This study investigated the extent of gallbladder inflammation in patients undergoing emergency or urgent surgery for APC. Fifty patients with confirmed APC following intraoperative and histological diagnosis were compared to 150 randomly chosen cases undergoing LC for AC without perforation. Advanced gallbladder inflammation with empyematous and gangrenous cholecystitis was recorded significantly more often in the APC group compared to the control. Patients with APC were significantly older and had significantly higher CRP in comparison to the controls. Surgery lasted significantly longer; the rates of conversation, morbidity, and mortality were significantly higher in the APC group. ICU management was needed significantly more often in the APC group, and the overall LOS was significantly longer in the APC group compared to the group without perforation.
Gallbladder perforation in the setting of acute cholecystitis has been suggested in our recently published register study to be a risk factor for poor outcome in patients undergoing cholecystectomy for AC [1]. The outcomes of 5704 cases with APC undergoing emergency or urgent cholecystectomy were compared to those of 39,661 patients without perforation. The duration of surgery, the rates of conversation, morbidity, and mortality were significantly higher in patients with APC compared to those without APC. The results of the present study are in accordance with the results reported in the above study.
A great drawback to the register study by Jansen et al. which was clearly stated by the authors in the limitation section was the inability to characterize the extent of gallbladder inflammation because the register data used in their study did not contain histology findings. This shortcoming was investigated in the present study. Complicated cholecystitis defined as advanced gallbladder inflammation in the form of empyematous or gangrenous cholecystitis was confirmed in a significant portion of the APC group compared to the control group.
Advanced age > 65 years and elevated CRP were identified as risk factors for APC. These factors were further confirmed on multivariate analysis as independent risk factors for APC. These same factors have been previously described in connection with other forms of severe cholecystitis and therefore are not specific for APC [18, 19].

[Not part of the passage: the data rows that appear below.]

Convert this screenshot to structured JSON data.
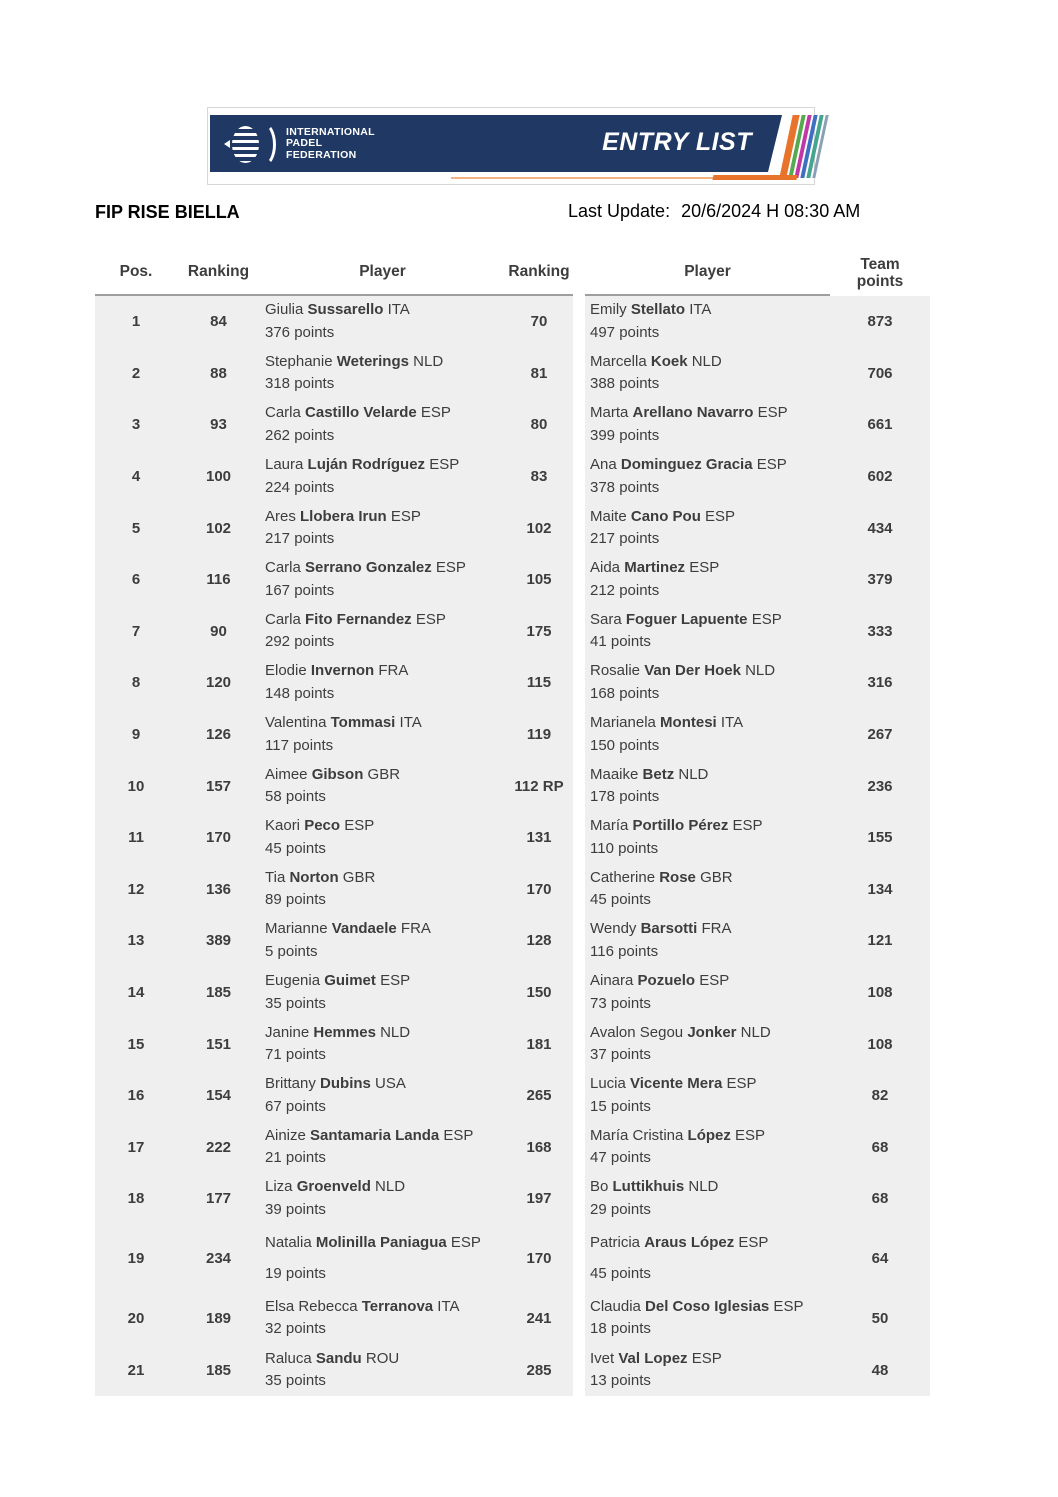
{
  "banner": {
    "logo_lines": [
      "INTERNATIONAL",
      "PADEL",
      "FEDERATION"
    ],
    "entry_list": "ENTRY LIST"
  },
  "header": {
    "title": "FIP RISE BIELLA",
    "last_update_label": "Last Update:",
    "last_update_value": "20/6/2024 H 08:30 AM"
  },
  "colors": {
    "navy": "#1f3864",
    "orange": "#e8742c",
    "orange_light": "#f4b183",
    "row_bg": "#efefef",
    "header_border": "#9e9e9e",
    "text": "#3d3d3d",
    "stripes": [
      "#e8742c",
      "#56a94f",
      "#c237a8",
      "#3e6fc1",
      "#45a58f",
      "#8aa0b4"
    ]
  },
  "table": {
    "columns": [
      "Pos.",
      "Ranking",
      "Player",
      "Ranking",
      "Player",
      "Team points"
    ],
    "rows": [
      {
        "pos": "1",
        "t1": {
          "rank": "84",
          "first": "Giulia",
          "last": "Sussarello",
          "country": "ITA",
          "points": "376 points"
        },
        "t2": {
          "rank": "70",
          "first": "Emily",
          "last": "Stellato",
          "country": "ITA",
          "points": "497 points"
        },
        "team": "873"
      },
      {
        "pos": "2",
        "t1": {
          "rank": "88",
          "first": "Stephanie",
          "last": "Weterings",
          "country": "NLD",
          "points": "318 points"
        },
        "t2": {
          "rank": "81",
          "first": "Marcella",
          "last": "Koek",
          "country": "NLD",
          "points": "388 points"
        },
        "team": "706"
      },
      {
        "pos": "3",
        "t1": {
          "rank": "93",
          "first": "Carla",
          "last": "Castillo Velarde",
          "country": "ESP",
          "points": "262 points"
        },
        "t2": {
          "rank": "80",
          "first": "Marta",
          "last": "Arellano Navarro",
          "country": "ESP",
          "points": "399 points"
        },
        "team": "661"
      },
      {
        "pos": "4",
        "t1": {
          "rank": "100",
          "first": "Laura",
          "last": "Luján Rodríguez",
          "country": "ESP",
          "points": "224 points"
        },
        "t2": {
          "rank": "83",
          "first": "Ana",
          "last": "Dominguez Gracia",
          "country": "ESP",
          "points": "378 points"
        },
        "team": "602"
      },
      {
        "pos": "5",
        "t1": {
          "rank": "102",
          "first": "Ares",
          "last": "Llobera Irun",
          "country": "ESP",
          "points": "217 points"
        },
        "t2": {
          "rank": "102",
          "first": "Maite",
          "last": "Cano Pou",
          "country": "ESP",
          "points": "217 points"
        },
        "team": "434"
      },
      {
        "pos": "6",
        "t1": {
          "rank": "116",
          "first": "Carla",
          "last": "Serrano Gonzalez",
          "country": "ESP",
          "points": "167 points"
        },
        "t2": {
          "rank": "105",
          "first": "Aida",
          "last": "Martinez",
          "country": "ESP",
          "points": "212 points"
        },
        "team": "379"
      },
      {
        "pos": "7",
        "t1": {
          "rank": "90",
          "first": "Carla",
          "last": "Fito Fernandez",
          "country": "ESP",
          "points": "292 points"
        },
        "t2": {
          "rank": "175",
          "first": "Sara",
          "last": "Foguer Lapuente",
          "country": "ESP",
          "points": "41 points"
        },
        "team": "333"
      },
      {
        "pos": "8",
        "t1": {
          "rank": "120",
          "first": "Elodie",
          "last": "Invernon",
          "country": "FRA",
          "points": "148 points"
        },
        "t2": {
          "rank": "115",
          "first": "Rosalie",
          "last": "Van Der Hoek",
          "country": "NLD",
          "points": "168 points"
        },
        "team": "316"
      },
      {
        "pos": "9",
        "t1": {
          "rank": "126",
          "first": "Valentina",
          "last": "Tommasi",
          "country": "ITA",
          "points": "117 points"
        },
        "t2": {
          "rank": "119",
          "first": "Marianela",
          "last": "Montesi",
          "country": "ITA",
          "points": "150 points"
        },
        "team": "267"
      },
      {
        "pos": "10",
        "t1": {
          "rank": "157",
          "first": "Aimee",
          "last": "Gibson",
          "country": "GBR",
          "points": "58 points"
        },
        "t2": {
          "rank": "112 RP",
          "first": "Maaike",
          "last": "Betz",
          "country": "NLD",
          "points": "178 points"
        },
        "team": "236"
      },
      {
        "pos": "11",
        "t1": {
          "rank": "170",
          "first": "Kaori",
          "last": "Peco",
          "country": "ESP",
          "points": "45 points"
        },
        "t2": {
          "rank": "131",
          "first": "María",
          "last": "Portillo Pérez",
          "country": "ESP",
          "points": "110 points"
        },
        "team": "155"
      },
      {
        "pos": "12",
        "t1": {
          "rank": "136",
          "first": "Tia",
          "last": "Norton",
          "country": "GBR",
          "points": "89 points"
        },
        "t2": {
          "rank": "170",
          "first": "Catherine",
          "last": "Rose",
          "country": "GBR",
          "points": "45 points"
        },
        "team": "134"
      },
      {
        "pos": "13",
        "t1": {
          "rank": "389",
          "first": "Marianne",
          "last": "Vandaele",
          "country": "FRA",
          "points": "5 points"
        },
        "t2": {
          "rank": "128",
          "first": "Wendy",
          "last": "Barsotti",
          "country": "FRA",
          "points": "116 points"
        },
        "team": "121"
      },
      {
        "pos": "14",
        "t1": {
          "rank": "185",
          "first": "Eugenia",
          "last": "Guimet",
          "country": "ESP",
          "points": "35 points"
        },
        "t2": {
          "rank": "150",
          "first": "Ainara",
          "last": "Pozuelo",
          "country": "ESP",
          "points": "73 points"
        },
        "team": "108"
      },
      {
        "pos": "15",
        "t1": {
          "rank": "151",
          "first": "Janine",
          "last": "Hemmes",
          "country": "NLD",
          "points": "71 points"
        },
        "t2": {
          "rank": "181",
          "first": "Avalon Segou",
          "last": "Jonker",
          "country": "NLD",
          "points": "37 points"
        },
        "team": "108"
      },
      {
        "pos": "16",
        "t1": {
          "rank": "154",
          "first": "Brittany",
          "last": "Dubins",
          "country": "USA",
          "points": "67 points"
        },
        "t2": {
          "rank": "265",
          "first": "Lucia",
          "last": "Vicente Mera",
          "country": "ESP",
          "points": "15 points"
        },
        "team": "82"
      },
      {
        "pos": "17",
        "t1": {
          "rank": "222",
          "first": "Ainize",
          "last": "Santamaria Landa",
          "country": "ESP",
          "points": "21 points"
        },
        "t2": {
          "rank": "168",
          "first": "María Cristina",
          "last": "López",
          "country": "ESP",
          "points": "47 points"
        },
        "team": "68"
      },
      {
        "pos": "18",
        "t1": {
          "rank": "177",
          "first": "Liza",
          "last": "Groenveld",
          "country": "NLD",
          "points": "39 points"
        },
        "t2": {
          "rank": "197",
          "first": "Bo",
          "last": "Luttikhuis",
          "country": "NLD",
          "points": "29 points"
        },
        "team": "68"
      },
      {
        "pos": "19",
        "tall": true,
        "t1": {
          "rank": "234",
          "first": "Natalia",
          "last": "Molinilla Paniagua",
          "country": "ESP",
          "points": "19 points"
        },
        "t2": {
          "rank": "170",
          "first": "Patricia",
          "last": "Araus López",
          "country": "ESP",
          "points": "45 points"
        },
        "team": "64"
      },
      {
        "pos": "20",
        "t1": {
          "rank": "189",
          "first": "Elsa Rebecca",
          "last": "Terranova",
          "country": "ITA",
          "points": "32 points"
        },
        "t2": {
          "rank": "241",
          "first": "Claudia",
          "last": "Del Coso Iglesias",
          "country": "ESP",
          "points": "18 points"
        },
        "team": "50"
      },
      {
        "pos": "21",
        "t1": {
          "rank": "185",
          "first": "Raluca",
          "last": "Sandu",
          "country": "ROU",
          "points": "35 points"
        },
        "t2": {
          "rank": "285",
          "first": "Ivet",
          "last": "Val Lopez",
          "country": "ESP",
          "points": "13 points"
        },
        "team": "48"
      }
    ]
  }
}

The significantly longer duration of surgery and higher rate of conversion to open surgery following attempted LC in the APC group in comparison to the group without perforation are de facto arguments for the surgical challenge associated with the management of patients with APC. Besides, the 8% rate of bile duct injury and 6% rate of postoperative intra-abdominal abscess formation in the APC group herald the severity of this entity. The mortality rate in this study was 8%. This rate is almost twice the reported rate by Jansen et al. [1] but comparable with the 9.5% rate of death reported in a retrospective analysis of 137 patients with APC by Ausania et al. in 2015 [20]. The heterogeneity in the reported risk of mortality in this and as well as in previous publications must be interpreted in context with the study population. Furthermore, the significantly higher rates of ICU management, as well as the significantly longer LOS, must be interpreted as indicators of the astringent nature of APC.
Another interesting finding in this study was the fact that four patients (8%) in the APC group underwent primary open cholecystectomy compared to none in the control group. These patients underwent explorative laparotomy for acute abdomen with peritonitis, and the diagnosis of APC was reached during surgery. Type I perforation with bilious peritonitis was evident during laparotomy in these patients. This finding should be interpreted as a further demonstration of the severe clinical nature of APC.
The retrospective study design and the small size of the study population must be stated as possible limitations to this study. Thus, further investigations with larger populations would be needed to further investigate the trends shown here. Besides, the results reported in this study might be secondary to the profound expertise in laparoscopic surgery in our department. Therefore, the results of this study might not be readily projected on other institutions. All cases included in this study were managed surgically. Interventional treatment like percutaneous cholecystostomy is not routinely performed in our center. Although the current literature on the role of percutaneous cholecystostomy is not conclusive [21,22,23,24,25], it remains speculative if the outcomes recorded in this study might have been altered by such an interventional management.
Surgeons and clinicians must be aware of the severe nature of APC with associated high risks of morbidity and mortality. The surgical management of such patients warrants profound expertise, and conversion from laparoscopic to open surgery should never be considered a failure. A vigilant postoperative care including the use of broadband antibiotics and close monitoring, e.g., in the ICU, should be considered in such cases.
Taken together, the results of this study confirm APC as a severe complication of AC with significantly higher rates of morbidity and mortality. Advanced gallbladder inflammation including empyematous and gangrenous cholecystitis was seen significantly more often in patients with APC compared to those without perforation. Thus, gallbladder perforation in APC must be secondary to advanced gallbladder inflammation.